Ensuring a balance between the water needs of communities, industries and the environment is key to achieving a healthy Basin.
Over the last few decades, overdevelopment within the Murray–Darling Basin led to more water being extracted from the catchment than could be replenished, and the overall health of the Basin was declining.
The Basin Plan aims to find a balance between the water needs of all Basin users, to make sure communities, industries and the environment continue to thrive. To improve the health of the Basin, the Plan outlined extraction limits on the amount of surface water and groundwater that can be taken from Basin river systems to ensure sustainable use into the future.
These limits, also known as sustainable diversion limits, regulate the amount of water that can be used by communities and industries both within catchment areas and across the entire Basin.

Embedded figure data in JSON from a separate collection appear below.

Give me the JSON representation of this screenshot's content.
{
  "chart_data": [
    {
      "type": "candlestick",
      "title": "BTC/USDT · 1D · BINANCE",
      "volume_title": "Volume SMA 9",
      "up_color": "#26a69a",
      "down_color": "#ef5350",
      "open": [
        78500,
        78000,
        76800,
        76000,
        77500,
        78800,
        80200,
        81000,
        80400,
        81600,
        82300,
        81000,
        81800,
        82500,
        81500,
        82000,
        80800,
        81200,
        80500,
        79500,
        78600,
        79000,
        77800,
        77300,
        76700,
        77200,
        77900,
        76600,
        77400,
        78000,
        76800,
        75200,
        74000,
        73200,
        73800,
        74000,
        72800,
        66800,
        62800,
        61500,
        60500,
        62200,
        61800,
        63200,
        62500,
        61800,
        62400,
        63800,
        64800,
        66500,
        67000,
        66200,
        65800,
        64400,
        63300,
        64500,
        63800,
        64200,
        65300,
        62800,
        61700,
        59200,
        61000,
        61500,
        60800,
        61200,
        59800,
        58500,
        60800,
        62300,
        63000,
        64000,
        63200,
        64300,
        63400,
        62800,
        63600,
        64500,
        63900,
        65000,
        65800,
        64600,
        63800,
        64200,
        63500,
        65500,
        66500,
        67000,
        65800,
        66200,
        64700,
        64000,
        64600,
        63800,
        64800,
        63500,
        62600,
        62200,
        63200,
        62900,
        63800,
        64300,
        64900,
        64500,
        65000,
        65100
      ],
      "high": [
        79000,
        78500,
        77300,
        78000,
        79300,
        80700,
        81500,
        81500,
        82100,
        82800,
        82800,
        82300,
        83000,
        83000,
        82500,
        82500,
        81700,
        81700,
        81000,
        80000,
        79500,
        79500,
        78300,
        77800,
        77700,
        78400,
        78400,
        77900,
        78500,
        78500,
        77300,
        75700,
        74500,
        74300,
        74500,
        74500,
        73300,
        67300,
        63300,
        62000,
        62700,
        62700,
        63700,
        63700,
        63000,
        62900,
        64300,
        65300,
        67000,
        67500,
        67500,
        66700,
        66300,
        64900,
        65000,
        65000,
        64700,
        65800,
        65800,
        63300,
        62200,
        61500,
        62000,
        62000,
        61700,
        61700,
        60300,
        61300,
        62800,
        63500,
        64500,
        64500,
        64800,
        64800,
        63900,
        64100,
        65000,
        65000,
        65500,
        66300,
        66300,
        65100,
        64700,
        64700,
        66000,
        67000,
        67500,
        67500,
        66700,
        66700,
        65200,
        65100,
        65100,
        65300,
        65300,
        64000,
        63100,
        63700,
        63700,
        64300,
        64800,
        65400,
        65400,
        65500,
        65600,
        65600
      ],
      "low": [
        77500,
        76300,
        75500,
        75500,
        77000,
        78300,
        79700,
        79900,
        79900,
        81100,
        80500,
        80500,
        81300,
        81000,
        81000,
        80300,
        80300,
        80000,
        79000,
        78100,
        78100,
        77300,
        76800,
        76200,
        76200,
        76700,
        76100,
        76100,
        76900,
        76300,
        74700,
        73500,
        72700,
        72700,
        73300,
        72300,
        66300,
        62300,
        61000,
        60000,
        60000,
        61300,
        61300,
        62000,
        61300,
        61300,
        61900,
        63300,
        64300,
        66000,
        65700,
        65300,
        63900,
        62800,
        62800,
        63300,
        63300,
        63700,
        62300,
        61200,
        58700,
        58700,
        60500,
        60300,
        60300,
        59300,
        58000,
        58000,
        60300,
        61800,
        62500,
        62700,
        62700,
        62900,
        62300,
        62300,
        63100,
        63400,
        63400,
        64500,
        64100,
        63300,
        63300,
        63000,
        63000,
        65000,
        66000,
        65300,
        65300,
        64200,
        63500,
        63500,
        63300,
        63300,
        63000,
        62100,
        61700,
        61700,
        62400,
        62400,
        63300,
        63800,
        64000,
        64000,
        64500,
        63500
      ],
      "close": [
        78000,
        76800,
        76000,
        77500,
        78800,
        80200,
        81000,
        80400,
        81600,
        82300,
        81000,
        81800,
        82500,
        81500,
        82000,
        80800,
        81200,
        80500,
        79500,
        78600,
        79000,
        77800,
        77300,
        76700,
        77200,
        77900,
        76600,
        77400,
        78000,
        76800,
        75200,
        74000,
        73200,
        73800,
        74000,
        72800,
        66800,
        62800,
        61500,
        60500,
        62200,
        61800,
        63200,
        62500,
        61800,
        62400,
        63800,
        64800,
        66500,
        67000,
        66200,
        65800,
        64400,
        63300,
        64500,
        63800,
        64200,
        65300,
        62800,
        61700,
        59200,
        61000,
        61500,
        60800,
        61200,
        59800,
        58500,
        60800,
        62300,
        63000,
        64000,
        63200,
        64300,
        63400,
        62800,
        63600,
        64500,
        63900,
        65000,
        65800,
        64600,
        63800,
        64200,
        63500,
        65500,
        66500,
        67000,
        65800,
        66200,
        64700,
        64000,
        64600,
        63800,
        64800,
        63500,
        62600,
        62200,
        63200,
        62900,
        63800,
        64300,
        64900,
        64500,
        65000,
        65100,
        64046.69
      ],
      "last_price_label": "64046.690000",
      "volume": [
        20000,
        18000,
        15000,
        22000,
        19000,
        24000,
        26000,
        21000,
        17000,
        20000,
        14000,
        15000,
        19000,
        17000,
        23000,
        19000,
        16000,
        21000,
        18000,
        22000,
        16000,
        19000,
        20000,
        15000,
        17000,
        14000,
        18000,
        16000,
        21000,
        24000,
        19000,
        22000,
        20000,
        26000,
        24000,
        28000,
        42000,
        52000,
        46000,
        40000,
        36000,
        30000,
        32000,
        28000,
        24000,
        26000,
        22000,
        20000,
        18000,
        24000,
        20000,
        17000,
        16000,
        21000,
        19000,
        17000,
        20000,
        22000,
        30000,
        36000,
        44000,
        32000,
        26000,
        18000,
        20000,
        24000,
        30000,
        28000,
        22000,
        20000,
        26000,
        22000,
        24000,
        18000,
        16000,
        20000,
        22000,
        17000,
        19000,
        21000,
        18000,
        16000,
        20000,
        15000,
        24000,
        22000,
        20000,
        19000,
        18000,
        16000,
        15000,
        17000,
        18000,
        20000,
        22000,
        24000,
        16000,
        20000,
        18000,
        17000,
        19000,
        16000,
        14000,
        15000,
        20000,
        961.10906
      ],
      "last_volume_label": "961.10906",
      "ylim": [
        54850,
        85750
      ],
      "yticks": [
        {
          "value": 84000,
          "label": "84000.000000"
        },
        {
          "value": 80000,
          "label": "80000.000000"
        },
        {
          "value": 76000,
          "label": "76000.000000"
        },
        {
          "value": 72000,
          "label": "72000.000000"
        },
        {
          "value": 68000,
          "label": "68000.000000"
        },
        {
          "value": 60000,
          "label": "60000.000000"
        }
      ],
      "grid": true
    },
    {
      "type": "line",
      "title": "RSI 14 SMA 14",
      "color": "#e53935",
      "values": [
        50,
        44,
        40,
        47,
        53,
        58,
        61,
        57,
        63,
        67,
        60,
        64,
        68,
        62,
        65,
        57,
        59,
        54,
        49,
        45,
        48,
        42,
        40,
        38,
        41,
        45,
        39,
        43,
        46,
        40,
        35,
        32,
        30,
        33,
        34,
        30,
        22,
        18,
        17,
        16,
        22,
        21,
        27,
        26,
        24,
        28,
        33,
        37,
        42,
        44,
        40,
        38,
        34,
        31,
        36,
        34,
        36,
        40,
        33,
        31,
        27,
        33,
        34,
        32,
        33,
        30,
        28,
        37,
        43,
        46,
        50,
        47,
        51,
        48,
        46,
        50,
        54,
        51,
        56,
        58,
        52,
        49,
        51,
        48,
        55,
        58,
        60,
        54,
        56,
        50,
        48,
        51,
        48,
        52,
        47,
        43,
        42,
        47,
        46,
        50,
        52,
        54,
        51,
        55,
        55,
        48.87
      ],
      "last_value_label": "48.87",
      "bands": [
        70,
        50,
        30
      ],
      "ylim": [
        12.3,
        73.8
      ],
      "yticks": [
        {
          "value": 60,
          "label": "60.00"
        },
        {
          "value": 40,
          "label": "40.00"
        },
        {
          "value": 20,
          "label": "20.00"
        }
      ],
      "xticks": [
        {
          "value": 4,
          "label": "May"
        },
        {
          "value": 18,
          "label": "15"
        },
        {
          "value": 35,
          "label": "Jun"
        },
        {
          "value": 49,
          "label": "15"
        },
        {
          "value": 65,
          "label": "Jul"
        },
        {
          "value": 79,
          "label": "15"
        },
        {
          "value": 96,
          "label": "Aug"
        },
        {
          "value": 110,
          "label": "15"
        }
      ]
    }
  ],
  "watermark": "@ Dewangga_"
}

To determine how much water can be sustainably extracted from the Basin, while ensuring river systems remained healthy, the Murray–Darling Basin Authority needed to consider:
- how much water was being extracted from river systems for consumptive (communities and industries) use at the time of the Basin Plan’s development – this is known as the baseline diversion limit
- the amount of water that could be extracted from river systems without adversely affecting the Basin’s environmental health – known as the environmentally sustainable level of take
- how much water needed to stay in the Basin’s river systems to ensure the environments across the Basin continue to thrive
By assessing the amount of water needed to achieve the best possible outcomes for communities, industries and the environment now and into the future, the MDBA determined 10,873 GL of surface water and 3,324 GL of groundwater per year across the Basin could still be extracted – the same amount of water within 28 Sydney Harbours.
At the time of assessment, surface water use across the Murray–Darling Basin was 13,623 GL per year. This means, extractions need to be reduced by 2750 GL per year to meet the new sustainable diversion limit.
A fair and equitable strategy was developed to reduce surface water use across the entire Basin by 2019. Commonwealth and Basin state governments have been working together to achieve the sustainable diversion limits in a way that provides benefits for both communities and the environment.
These include providing funds to farmers and businesses to upgrade their irrigation infrastructure. This makes sure water is transported and used efficiently on farms, with the water savings counting towards the reduction. Another way is to buy water entitlements off willing sellers who don’t need them anymore, with the entitlement volume also counting towards the reduction.
This year, there is the potential to adjust the Basin-wide sustainable diversion limit. The limit could be increased if proposals show the environmental health of the Basin can still be maintained without the need to recover as much water. Or, the limit could decrease if proposals show the recovery of more water would have no affect or even improve social and economic outcomes.
By improving the health of the Basin’s river systems, the many benefits will be felt by individuals, communities and industries. A healthy environment will provide improved recreational benefits for local residents, tourists and businesses, as well as supporting water quality suitable for irrigation, domestic and urban water supplies.